As I write in late November, I remain in the glow of Thanksgiving, only partially because the Vikings beat the Lions that Thursday. Playing a bigger part is having just finished reading Norman Podhoretz’s My Love Affair with America: The Cautionary Tale of a Cheerful Conservative. Choosing to finally read it was more serendipitous than planned, as I was simply looking for a book small enough to fit neatly into my brief case for a flight to Texas for a family wedding, but substantial enough to keep my interest. And if nothing else, Podhoretz, editor of Commentary magazine for 35 years, is substantial.

It’s also fair to say he can be direct to the point of combative, as he was nearly 40 years ago when I finagled a deal with his secretary to interview him for my dissertation. Once sitting across from him, he opened by saying how he preferred doing his own research rather than helping graduate students with theirs, and proceeded to race through the most nuanced of my questions in less time than any of my 50-plus other interviewees. But all has been forgiven and rendered moot by My Love Affair with America, which is not a new book, released in 2000.

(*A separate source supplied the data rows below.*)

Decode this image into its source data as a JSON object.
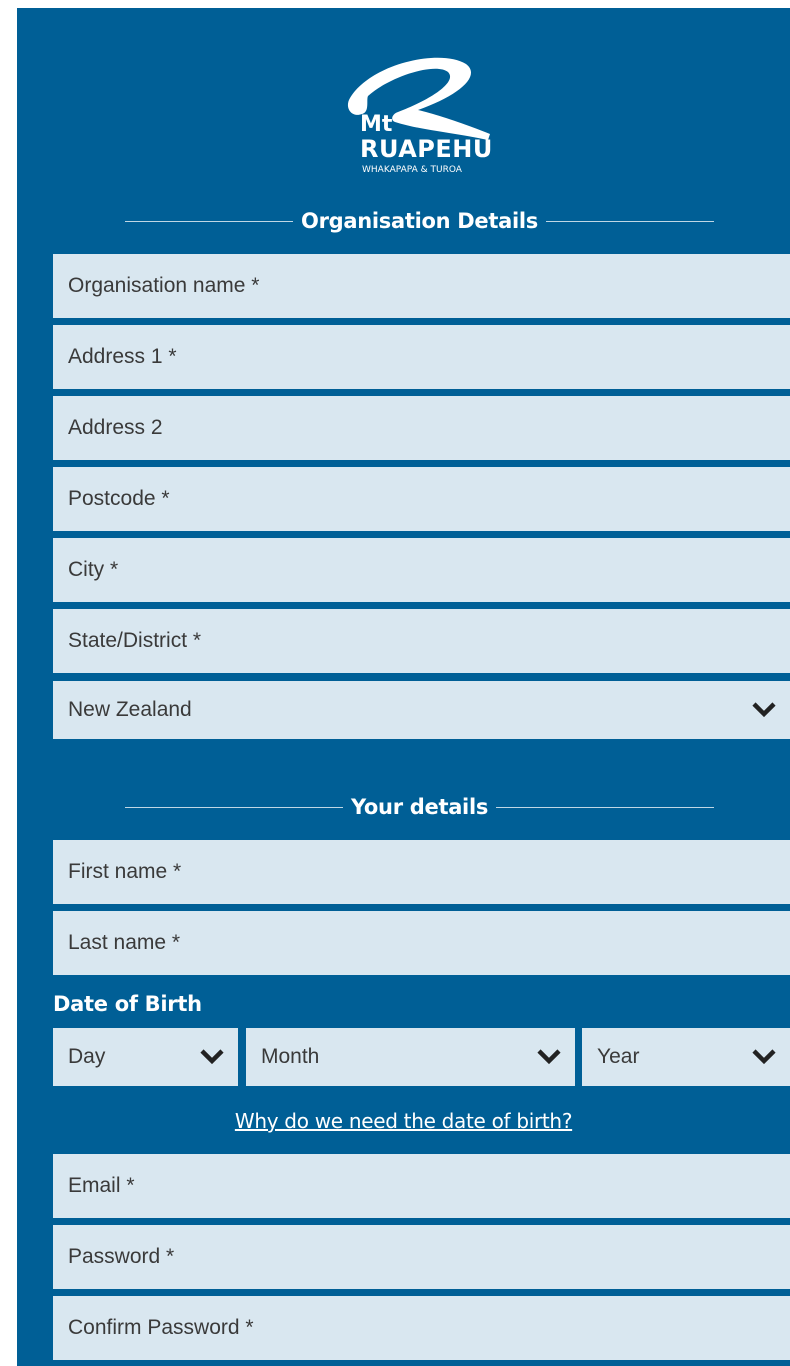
{
  "logo": {
    "line1": "Mt",
    "line2": "RUAPEHU",
    "line3": "WHAKAPAPA & TUROA"
  },
  "organisation_section": {
    "title": "Organisation Details",
    "fields": {
      "org_name": "Organisation name *",
      "address1": "Address 1 *",
      "address2": "Address 2",
      "postcode": "Postcode *",
      "city": "City *",
      "state": "State/District *"
    },
    "country": "New Zealand"
  },
  "details_section": {
    "title": "Your details",
    "fields": {
      "first_name": "First name *",
      "last_name": "Last name *",
      "email": "Email *",
      "password": "Password *",
      "confirm_password": "Confirm Password *"
    },
    "dob": {
      "label": "Date of Birth",
      "day": "Day",
      "month": "Month",
      "year": "Year",
      "help_link": "Why do we need the date of birth?"
    }
  },
  "colors": {
    "panel_bg": "#005f96",
    "field_bg": "#d9e7f0",
    "field_text": "#3a3a3a",
    "chevron": "#222222"
  },
  "icons": {
    "select_arrow": "chevron-down-icon"
  }
}
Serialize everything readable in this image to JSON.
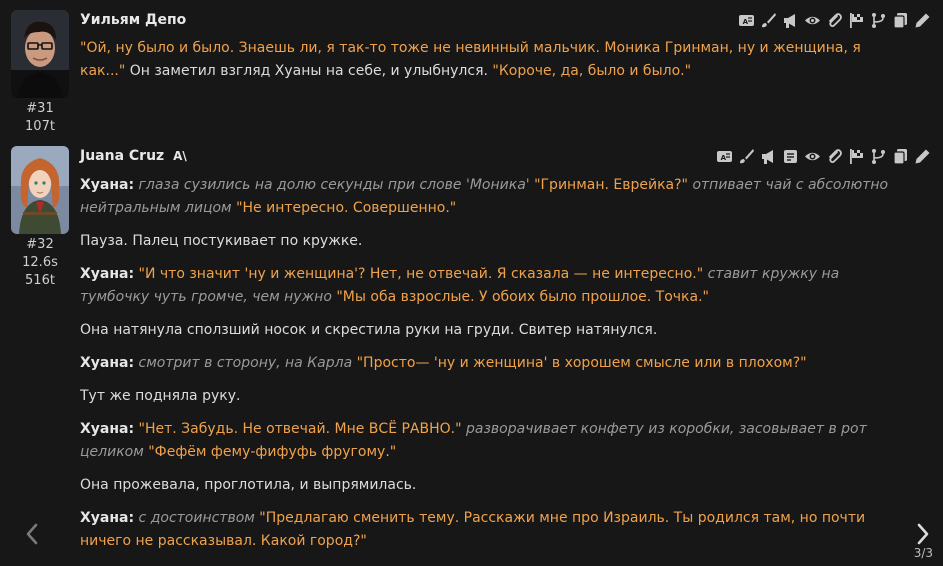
{
  "messages": [
    {
      "author": "Уильям Депо",
      "number": "#31",
      "tokens": "107t",
      "p1_q1": "\"Ой, ну было и было. Знаешь ли, я так-то тоже не невинный мальчик. Моника Гринман, ну и женщина, я как...\"",
      "p1_t1": " Он заметил взгляд Хуаны на себе, и улыбнулся. ",
      "p1_q2": "\"Короче, да, было и было.\""
    },
    {
      "author": "Juana Cruz",
      "author_badge": "A\\",
      "number": "#32",
      "time": "12.6s",
      "tokens": "516t",
      "speaker": "Хуана:",
      "p1_a1": "глаза сузились на долю секунды при слове 'Моника'",
      "p1_q1": "\"Гринман. Еврейка?\"",
      "p1_a2": "отпивает чай с абсолютно нейтральным лицом",
      "p1_q2": "\"Не интересно. Совершенно.\"",
      "p2": "Пауза. Палец постукивает по кружке.",
      "p3_q1": "\"И что значит 'ну и женщина'? Нет, не отвечай. Я сказала — не интересно.\"",
      "p3_a1": "ставит кружку на тумбочку чуть громче, чем нужно",
      "p3_q2": "\"Мы оба взрослые. У обоих было прошлое. Точка.\"",
      "p4": "Она натянула сползший носок и скрестила руки на груди. Свитер натянулся.",
      "p5_a1": "смотрит в сторону, на Карла",
      "p5_q1": "\"Просто— 'ну и женщина' в хорошем смысле или в плохом?\"",
      "p6": "Тут же подняла руку.",
      "p7_q1": "\"Нет. Забудь. Не отвечай. Мне ВСЁ РАВНО.\"",
      "p7_a1": "разворачивает конфету из коробки, засовывает в рот целиком",
      "p7_q2": "\"Фефём фему-фифуфь фругому.\"",
      "p8": "Она прожевала, проглотила, и выпрямилась.",
      "p9_a1": "с достоинством",
      "p9_q1": "\"Предлагаю сменить тему. Расскажи мне про Израиль. Ты родился там, но почти ничего не рассказывал. Какой город?\""
    }
  ],
  "swipe_counter": "3/3",
  "icons": [
    "translate-icon",
    "brush-icon",
    "megaphone-icon",
    "note-icon",
    "eye-icon",
    "paperclip-icon",
    "flag-icon",
    "branch-icon",
    "copy-icon",
    "pencil-icon",
    "chevron-left-icon",
    "chevron-right-icon"
  ],
  "colors": {
    "background": "#171717",
    "quote": "#f0a24b",
    "action": "#9a9a9a",
    "text": "#dcdcdc"
  }
}
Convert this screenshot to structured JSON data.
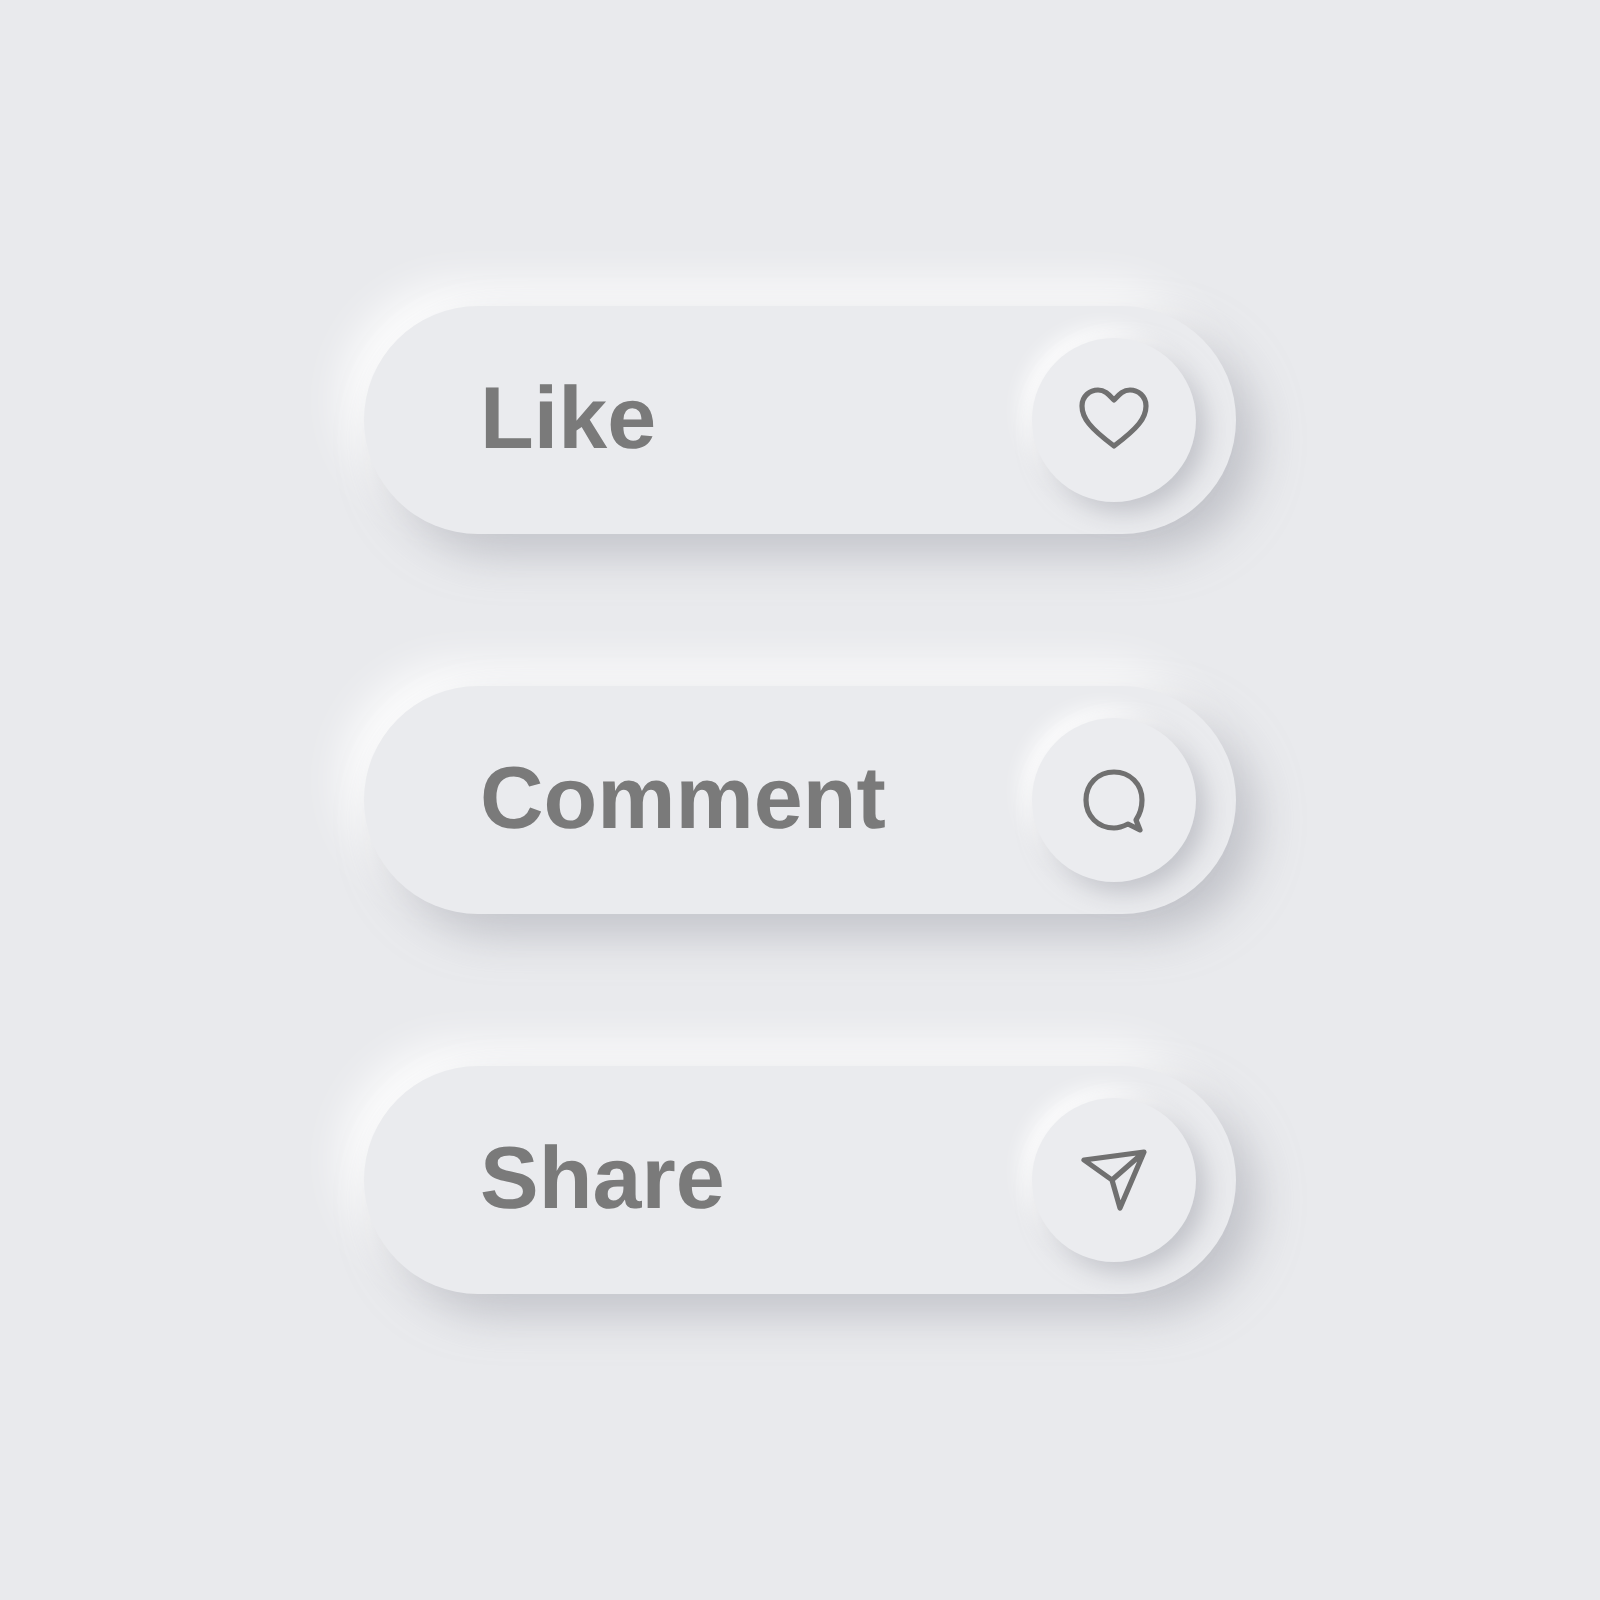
{
  "buttons": [
    {
      "label": "Like",
      "kind": "heart"
    },
    {
      "label": "Comment",
      "kind": "bubble"
    },
    {
      "label": "Share",
      "kind": "send"
    }
  ]
}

As is well-known in limited circles, Podhoretz—who is 87 and still kicking—was first a literary critic and political observer of the moderate left, then more radical left, then neoconservative right, and then what might be thought as basic, prefix-free right. Yet whatever scholarly, ideological, or political fights over the decades he may have provoked or jumped into, with friends as well as foes, his gratitude and devotion to the United States is expressed in the book in terms more tender than brawly. Here is just one of the sweeter passages. “More Americans,” Podhoretz writes, “enjoy more freedom and more prosperity than any other people on the face of the earth, whether in the past or in the present. Surely this entitles the United States of America to a place among the very greatest of human societies. And even more surely, it entitles this country to the love and gratitude of all whom a benevolent providence has deposited on the shores of—yes, a thousand times yes—‘the land of the free and the home of the brave’ to live their lives and make their livings under the sublime beauty of its ‘spacious skies’ and ‘from sea to shining sea.’”

Very nice.

In a second bow to providence, Podhoretz quotes from a concluding passage by William F. Buckley, Jr. in his autobiographical Overdrive: A Personal Documentary, published in 1983. “Complaint,” the late founder of National Review beautifully wrote, “is profanation in the absence of gratitude. There is much to complain about in America, but that awful keening noise one unhappily gets used to makes no way for the bells, and these have rung for America and are still ringing for America, and for this we are obliged to be grateful…. I must remember to pray more often, because providence has given us the means to make the struggle, and in this respect we are singularly blessed in this country.”

Very nice again.

Beyond last Thanksgiving, the most sacred of secular holidays, coinciding with my flying off to Fort Worth and fortuitously picking up a copy of My Love Affair with America, what else might explain this burst of thanks for thankfulness? I trust it has something to do with the gloriously appreciated honor bestowed on me the night before the flight: “A Well-Done Roast of the Well Seasoned Mitch Pearlstein,” a decidedly non-retirement party hosted by Center of the American Experiment and its Board of Directors. If you were among the 300 who attended, including a remarkable roster of Minnesota leaders who purposely and kindly failed to bust my chops, I trust we shared a volume when I concluded my own remarks by saying, “My friends, we are free and we are blessed. And I will forever be thankful to all of you tonight.”